A better term is “physical distancing,” which is literally what I have to do when I am working in the front garden and anyone walks by. Rather than tread on April-soggy soil, I retreat down the walkway as it’s the only way to put enough feet between me and the sidewalk. Otherwise, nothing stops me from my usual spring chores. Garden centers are open, many deliver, and working outside on my own property seems safe enough.

The usual conclusion is that gardening offers a satisfying outlet in these days of uncertainty and fear. I even wrote a column that started, “If you’re a gardener, this is your time.” It’s true, as far as it goes. But then I realize how social the gardening world really is. One good barometer is our Facebook gardening group, which is receiving dozens of requests to join on a daily basis.

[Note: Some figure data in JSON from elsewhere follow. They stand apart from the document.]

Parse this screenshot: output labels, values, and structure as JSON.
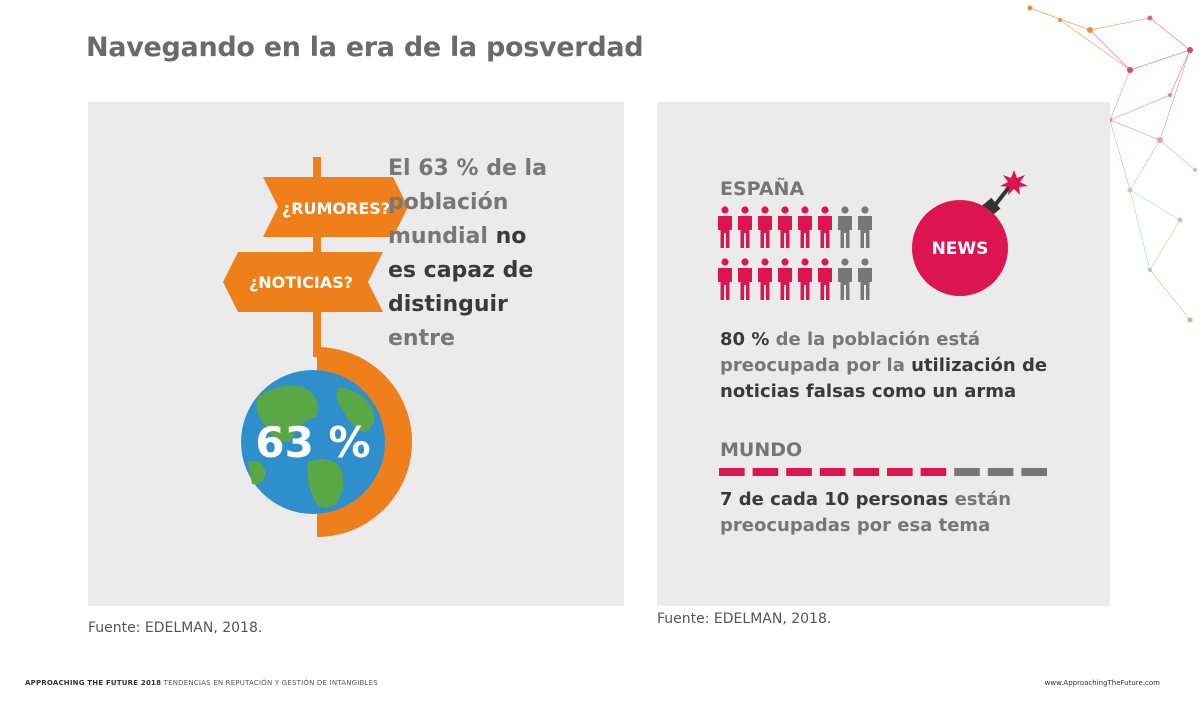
{
  "title": "Navegando en la era de la posverdad",
  "left_panel": {
    "sign_top": "¿RUMORES?",
    "sign_bottom": "¿NOTICIAS?",
    "globe_value": "63 %",
    "text_line1": "El 63 % de la",
    "text_line2": "población",
    "text_line3a": "mundial",
    "text_line3b": "no",
    "text_line4": "es capaz de",
    "text_line5": "distinguir",
    "text_line6": "entre",
    "source": "Fuente: EDELMAN, 2018."
  },
  "right_panel": {
    "spain_label": "ESPAÑA",
    "spain_concerned_fraction": 0.8,
    "news_label": "NEWS",
    "stat1_part1": "80 %",
    "stat1_part2": " de la población está preocupada por la ",
    "stat1_part3": "utilización de noticias falsas como un arma",
    "world_label": "MUNDO",
    "world_concerned": 7,
    "world_total": 10,
    "stat2_part1": "7 de cada 10 personas",
    "stat2_part2": " están preocupadas por esa tema",
    "source": "Fuente: EDELMAN, 2018."
  },
  "footer": {
    "brand": "APPROACHING THE FUTURE 2018",
    "subtitle": " TENDENCIAS EN REPUTACIÓN Y GESTIÓN DE INTANGIBLES",
    "url": "www.ApproachingTheFuture.com"
  },
  "colors": {
    "orange": "#ee7f1b",
    "crimson": "#dc1450",
    "gray": "#777777",
    "panel": "#ebebeb",
    "ocean": "#2f8fcc",
    "land": "#5aa845"
  },
  "icons": {
    "network": "network-decoration-icon",
    "signpost": "signpost-icon",
    "globe": "globe-icon",
    "person": "person-icon",
    "bomb": "bomb-icon"
  }
}
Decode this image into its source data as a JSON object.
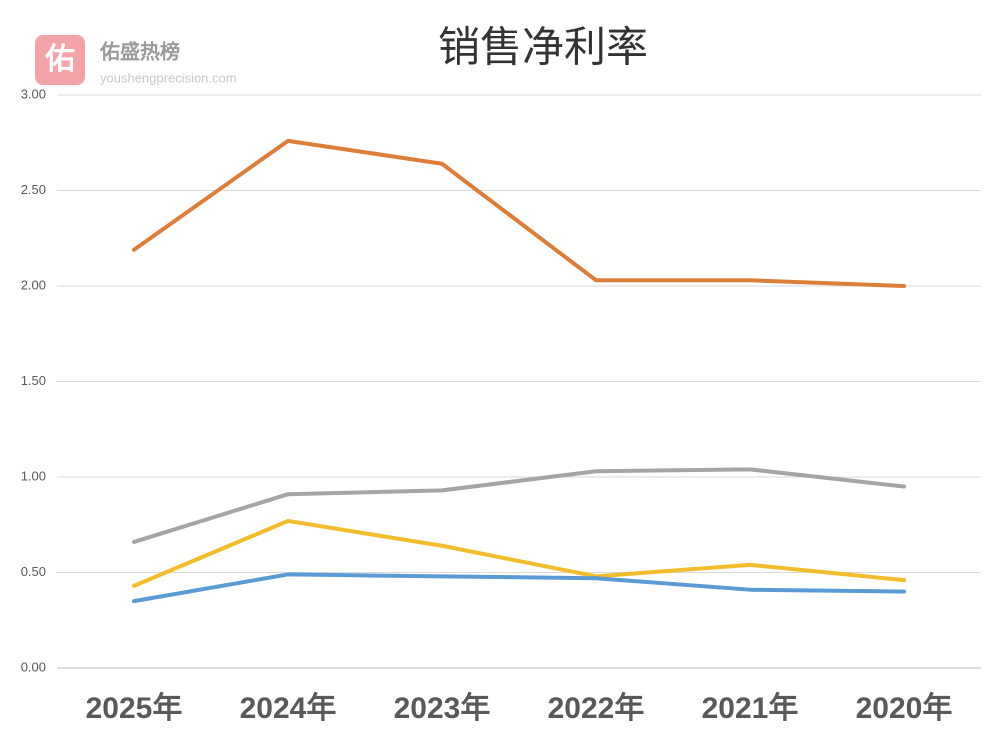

I think this is as much about people reaching out from isolation as it is about people wanting to start gardening.

Is it really completely satisfying to watch spring perennials and bulbs burst into color and bloom with nobody else to see it? To a certain degree, it’s nice, but then you want to share it somehow. We’re all doing that on social media, but nothing compares with the humblebrag walk along the perennial border with a friend, making sure to point out the problems, not the triumphs. This is so universal, it appears in just about any novel that has gardener characters in it. Even those in rural isolation find ways to share.

That’s why I have all digits crossed that our midsummer garden walks will emerge intact as COVID-19 begins to wane. I have to be realistic and think it must be 50-50 best, and, if these events do survive, they will be very different. Everything will be very different.

I would like to show somebody my hellebores.